Dani Benítez | La confesión de Dani Benítez: “Yo lo que quería era volver a ser jugador de fútbol”
Dani Benítez ha abierto su corazón y ha contado su historia. Quien fuera futbolista del Granada, dio positivo en cocaína en 2014 y fue suspendido durante dos años, de marzo de 2014 a febrero de 2016. Y, ahora, diez años después, ha presentado su biografía ‘Mi historia la cuento yo’, escrita por Héctor García, para aclarar todo lo que se ha podido hablar y opinar a su alrededor.
Goza de un amplio recorrido en la élite. Pasó por las filas de Mallorca, Pontevedra, Elche, Granada, Alcorcón, Rácing Ferrol, AEL Limassol, Poblense, Sant Julià y Arenas de Armilla. Y relató en la ‘Cadena SER’ las dificultades que ha ido teniendo a lo largo de su vida.
“He tenido una vida muy complicada y difícil, por el tema familiar. Mi madre falleció en 2009 y tenía la costumbre de ira verla al cementerio antes de los partidos. Era como un ritual, y entre semana también solía ir. La relación con mi padre todo el mundo sabe que no ha sido buena, y cuando me fui de casa prácticamente no tenía ni los 16 años cumplidos“, confesó.
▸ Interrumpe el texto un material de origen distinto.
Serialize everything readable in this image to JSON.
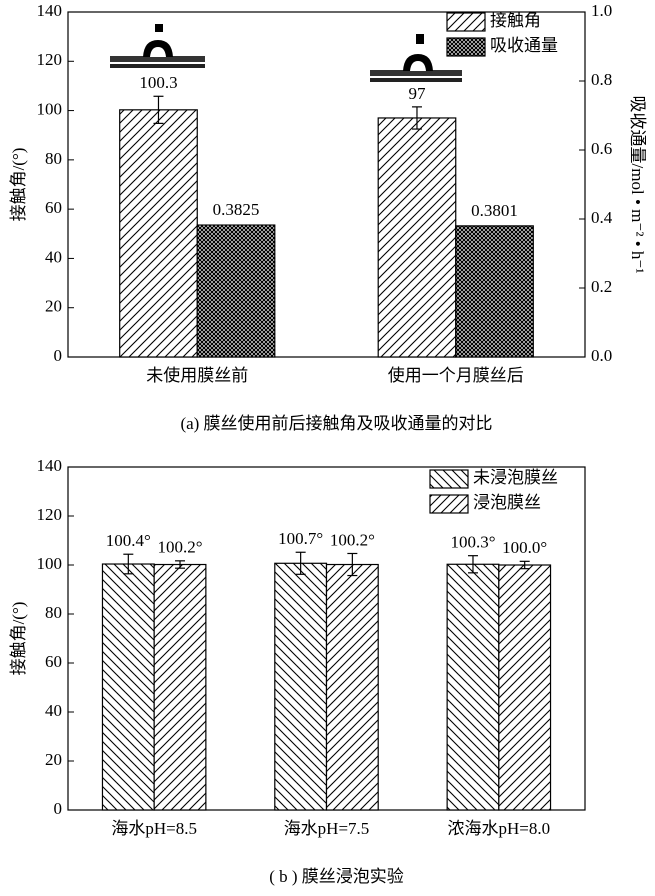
{
  "chart_data": [
    {
      "type": "bar",
      "caption": "(a) 膜丝使用前后接触角及吸收通量的对比",
      "ylabel": "接触角/(°)",
      "y2label": "吸收通量/mol • m⁻² • h⁻¹",
      "categories": [
        "未使用膜丝前",
        "使用一个月膜丝后"
      ],
      "series": [
        {
          "name": "接触角",
          "color": "#000000",
          "hatch": "/",
          "values": [
            100.3,
            97
          ],
          "errors": [
            5.5,
            4.5
          ]
        },
        {
          "name": "吸收通量",
          "color": "#000000",
          "hatch": "x",
          "axis": "y2",
          "values": [
            0.3825,
            0.3801
          ]
        }
      ],
      "ylim": [
        0,
        140
      ],
      "yticks": [
        0,
        20,
        40,
        60,
        80,
        100,
        120,
        140
      ],
      "y2lim": [
        0,
        1
      ],
      "y2ticks": [
        {
          "value": 0,
          "label": "0.0"
        },
        0.2,
        0.4,
        0.6,
        0.8,
        {
          "value": 1,
          "label": "1.0"
        }
      ],
      "legend": "upper right"
    },
    {
      "type": "bar",
      "caption": "( b ) 膜丝浸泡实验",
      "ylabel": "接触角/(°)",
      "categories": [
        "海水pH=8.5",
        "海水pH=7.5",
        "浓海水pH=8.0"
      ],
      "series": [
        {
          "name": "未浸泡膜丝",
          "color": "#000000",
          "hatch": "\\",
          "values": [
            100.4,
            100.7,
            100.3
          ],
          "value_labels": [
            "100.4°",
            "100.7°",
            "100.3°"
          ],
          "errors": [
            4,
            4.5,
            3.5
          ]
        },
        {
          "name": "浸泡膜丝",
          "color": "#000000",
          "hatch": "/",
          "values": [
            100.2,
            100.2,
            100.0
          ],
          "value_labels": [
            "100.2°",
            "100.2°",
            "100.0°"
          ],
          "errors": [
            1.5,
            4.5,
            1.5
          ]
        }
      ],
      "ylim": [
        0,
        140
      ],
      "yticks": [
        0,
        20,
        40,
        60,
        80,
        100,
        120,
        140
      ],
      "legend": "upper right"
    }
  ]
}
Además, le reconoció a Álvaro Benito en el programa ‘Carrusel Deportivo’ que “ha sido un poco complicado, y también por ese carácter que he tenido yo compaginado con el fútbol… Ha sido difícil todo, la verdad”.
“UNA RACHA MUY DIFÍCIL”
A Dani se le juntó todo, “además del positivo en cocaína me pasaron muchas cosas más“. Y tuvo que lidiar con todo el ruido de su alrededor, que no solo he afectó a él, sino a su familia.
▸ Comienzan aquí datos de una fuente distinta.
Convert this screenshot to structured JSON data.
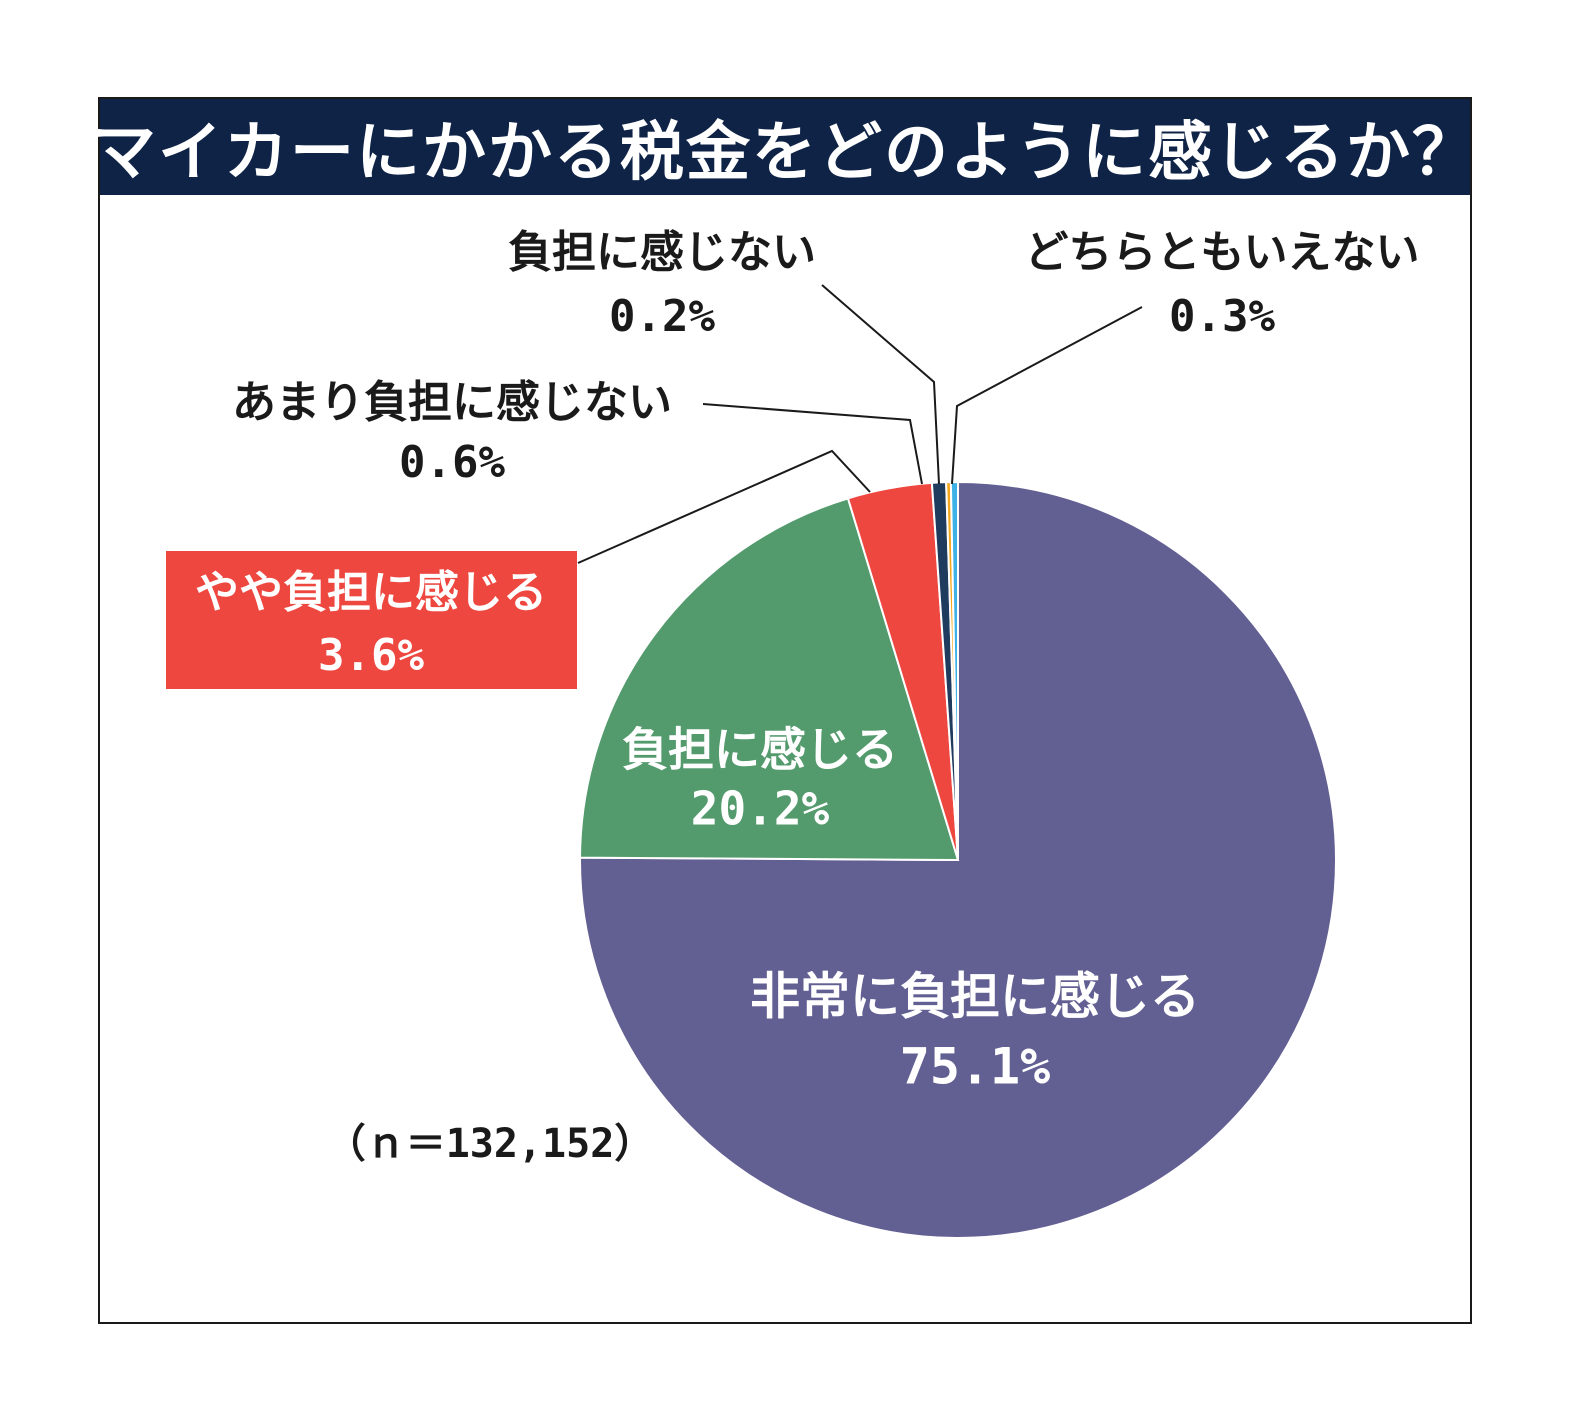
{
  "colors": {
    "title_bg": "#0f2347",
    "title_text": "#ffffff",
    "text": "#1a1a1a",
    "inside_label_text": "#ffffff",
    "highlight_box": "#ee4740"
  },
  "title": "マイカーにかかる税金をどのように感じるか？",
  "sample_note": "（ｎ＝132,152）",
  "chart_data": {
    "type": "pie",
    "title": "マイカーにかかる税金をどのように感じるか？",
    "note": "（ｎ＝132,152）",
    "start": "12 o'clock",
    "direction": "clockwise",
    "slices": [
      {
        "label": "非常に負担に感じる",
        "value": 75.1,
        "display": "75.1%",
        "color": "#625f92",
        "label_position": "inside"
      },
      {
        "label": "負担に感じる",
        "value": 20.2,
        "display": "20.2%",
        "color": "#539a6d",
        "label_position": "inside"
      },
      {
        "label": "やや負担に感じる",
        "value": 3.6,
        "display": "3.6%",
        "color": "#ee4740",
        "label_position": "callout-highlighted"
      },
      {
        "label": "あまり負担に感じない",
        "value": 0.6,
        "display": "0.6%",
        "color": "#1f3b5e",
        "label_position": "callout"
      },
      {
        "label": "負担に感じない",
        "value": 0.2,
        "display": "0.2%",
        "color": "#f4a81f",
        "label_position": "callout"
      },
      {
        "label": "どちらともいえない",
        "value": 0.3,
        "display": "0.3%",
        "color": "#3eb2e6",
        "label_position": "callout"
      }
    ]
  }
}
“Hay una anécdota que le explico en el libro… Yo estoy en casa durmiendo y mi mujer recibe un mensaje diciendo que estoy en una discoteca… Se han dicho mil barbaridades de mí: la gente se inventa cosas y no sabe el daño que puede estar haciendo. Yo al final tengo mi familia y tengo mis hijos, y es complicado llevarlo“, explicó.
“CUANDO VOLVÍ LAS PUERTAS ESTABAN CERRADAS”
El mallorquín no se guarda nada en su libro. “La cocaína, cualquier tipo de droga o cualquier cagada que cometas en tu vida te va a llevar a lo peor… Lo pasé muy mal“, confesaba.
“Cuando volví de los dos años de sanción todas las puertas estaban cerradas. Y eso es una cosa que me dolió mucho. Es normal que no confíen en tí, pero es complicado… Yo lo que quería era volver a ser jugador de fútbol y demostrar que me equivoqué, que tuve un fallo. Fue una fallo muy grave, que no se tenía que haber cometido, pero no puedes borrarlo“.
A día de hoy, milita en las filas del Arenas de Armilla de Tercera RFEF, donde está disfrutando del fútbol y se encuentra lejos de los focos.